Murray alluded to examples of states excluding candidates from holding state offices, but was cut off again by Thomas, who said, “I understand the states controlling state elections and state positions. What we are talking about are national candidates. … Do you have any examples of this?”

Murray apparently did not.

Justice Kavanaugh indicated there were already mechanisms in place to prevent insurrectionists from holding office, intimating Colorado was overreaching.

“Some of the rhetoric of your position — I don’t think it is your position — but some of the rhetoric of your position seems to suggest unless the states can do this, no one can prevent insurrectionists from holding federal office,” said Kavanaugh. “But obviously Congress has enacted statutes, including one still in effect,
Section 2383 of Title 18 prohibits insurrection; it’s a federal criminal statute. And if you’re convicted of that, you are, it says ‘shall be disqualified from holding any office.’ And so there is a federal statute on the books, but President Trump has not been charged with that. So what are we to make of that?”

Kavanaugh also
suggested that the effort to remove Trump from the ballot “has the effect of disenfranchising voters to a significant degree.”
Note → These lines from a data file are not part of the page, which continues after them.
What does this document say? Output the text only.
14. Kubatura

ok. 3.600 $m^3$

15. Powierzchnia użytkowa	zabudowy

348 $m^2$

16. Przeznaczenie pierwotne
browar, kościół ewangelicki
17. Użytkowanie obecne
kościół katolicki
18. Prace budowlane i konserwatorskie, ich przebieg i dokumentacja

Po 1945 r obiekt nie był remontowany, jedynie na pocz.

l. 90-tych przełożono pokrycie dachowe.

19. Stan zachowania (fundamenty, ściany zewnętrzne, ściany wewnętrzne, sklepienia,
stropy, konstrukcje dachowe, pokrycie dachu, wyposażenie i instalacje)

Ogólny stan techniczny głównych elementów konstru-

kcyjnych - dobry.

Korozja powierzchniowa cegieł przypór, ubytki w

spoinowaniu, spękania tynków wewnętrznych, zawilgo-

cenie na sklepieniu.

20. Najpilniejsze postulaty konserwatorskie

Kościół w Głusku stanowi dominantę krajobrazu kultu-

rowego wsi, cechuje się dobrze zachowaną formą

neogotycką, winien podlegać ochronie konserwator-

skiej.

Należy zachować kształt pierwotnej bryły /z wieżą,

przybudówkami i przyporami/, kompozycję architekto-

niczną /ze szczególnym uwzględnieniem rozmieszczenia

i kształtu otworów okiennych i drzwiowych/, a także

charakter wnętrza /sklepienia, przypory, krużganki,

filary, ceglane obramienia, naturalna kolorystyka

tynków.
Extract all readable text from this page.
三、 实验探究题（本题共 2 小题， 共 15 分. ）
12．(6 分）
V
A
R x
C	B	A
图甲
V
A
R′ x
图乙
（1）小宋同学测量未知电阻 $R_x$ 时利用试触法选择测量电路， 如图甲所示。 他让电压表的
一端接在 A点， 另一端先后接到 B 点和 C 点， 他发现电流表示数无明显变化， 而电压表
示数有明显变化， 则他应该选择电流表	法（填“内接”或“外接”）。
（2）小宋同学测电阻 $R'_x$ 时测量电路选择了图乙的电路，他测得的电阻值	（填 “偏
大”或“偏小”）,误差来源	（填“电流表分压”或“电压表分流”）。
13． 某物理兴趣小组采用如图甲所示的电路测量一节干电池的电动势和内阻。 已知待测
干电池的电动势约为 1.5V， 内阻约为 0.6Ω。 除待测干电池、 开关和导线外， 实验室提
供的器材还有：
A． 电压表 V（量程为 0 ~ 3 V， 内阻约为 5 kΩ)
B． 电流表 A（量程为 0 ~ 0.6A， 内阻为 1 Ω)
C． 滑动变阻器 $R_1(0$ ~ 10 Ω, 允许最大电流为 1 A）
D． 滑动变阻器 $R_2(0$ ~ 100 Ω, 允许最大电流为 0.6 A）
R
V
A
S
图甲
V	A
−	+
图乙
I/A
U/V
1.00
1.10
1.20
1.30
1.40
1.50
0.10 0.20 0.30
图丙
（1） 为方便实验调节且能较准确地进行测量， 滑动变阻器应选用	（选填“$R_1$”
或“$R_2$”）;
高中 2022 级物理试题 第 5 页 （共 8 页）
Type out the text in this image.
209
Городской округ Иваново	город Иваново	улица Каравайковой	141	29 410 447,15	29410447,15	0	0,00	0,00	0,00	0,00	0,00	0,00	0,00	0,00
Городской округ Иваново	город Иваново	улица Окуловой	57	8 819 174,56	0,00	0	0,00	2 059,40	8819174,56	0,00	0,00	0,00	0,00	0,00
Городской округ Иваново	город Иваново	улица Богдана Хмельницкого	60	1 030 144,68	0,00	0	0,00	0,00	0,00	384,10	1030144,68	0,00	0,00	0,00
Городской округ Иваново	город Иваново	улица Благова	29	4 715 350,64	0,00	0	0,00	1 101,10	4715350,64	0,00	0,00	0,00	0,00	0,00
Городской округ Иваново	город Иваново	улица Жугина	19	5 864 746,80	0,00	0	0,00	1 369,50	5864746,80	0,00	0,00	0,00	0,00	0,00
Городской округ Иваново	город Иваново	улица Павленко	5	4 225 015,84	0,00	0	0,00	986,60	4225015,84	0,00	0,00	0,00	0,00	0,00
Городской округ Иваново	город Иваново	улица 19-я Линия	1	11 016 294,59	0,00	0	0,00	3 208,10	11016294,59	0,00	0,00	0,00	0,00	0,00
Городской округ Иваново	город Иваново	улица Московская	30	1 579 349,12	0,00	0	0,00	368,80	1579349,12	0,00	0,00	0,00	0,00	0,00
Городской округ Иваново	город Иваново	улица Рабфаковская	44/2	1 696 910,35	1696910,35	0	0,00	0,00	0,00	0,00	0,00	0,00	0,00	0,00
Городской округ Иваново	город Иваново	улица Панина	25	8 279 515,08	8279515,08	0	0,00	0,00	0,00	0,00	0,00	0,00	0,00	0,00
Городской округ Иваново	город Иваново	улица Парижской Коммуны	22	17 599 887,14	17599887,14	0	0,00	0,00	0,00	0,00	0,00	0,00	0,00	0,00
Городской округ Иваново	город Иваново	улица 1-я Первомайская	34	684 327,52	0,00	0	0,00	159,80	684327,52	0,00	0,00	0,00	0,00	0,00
Justice Brown cast doubt on whether the Framers intended Section 3 to be used as Murray argued it should be.

“I’m wondering really whether presidential elections were such a circumstance, that the Framers actually envisioned states enforcing Section 3 with respect to presidential elections as opposed to senatorial elections, representatives, the sort of more local concerns,” said Brown.

“The more broad point I want to make is that what is very clear from the history is that the Framers were concerned about charismatic rebels who might rise through the ranks up to and including the presidency of the United States,” said Murray.

“But then why didn’t they put the word ‘president’ in the very enumerated list in Section 3?” asked Brown. “The thing that really is troubling to me is — I totally understand your argument — but they were listing people that were barred, and president is not there. So I guess that just makes me worried that maybe they weren’t focusing on the president.”

Brown added, “The fact that electors of vice president and president are there suggests that really what [the Framers] thought was, ‘If we’re worried about the charismatic person, we’re going to bar insurrectionist electors and therefore that person is never going to rise.”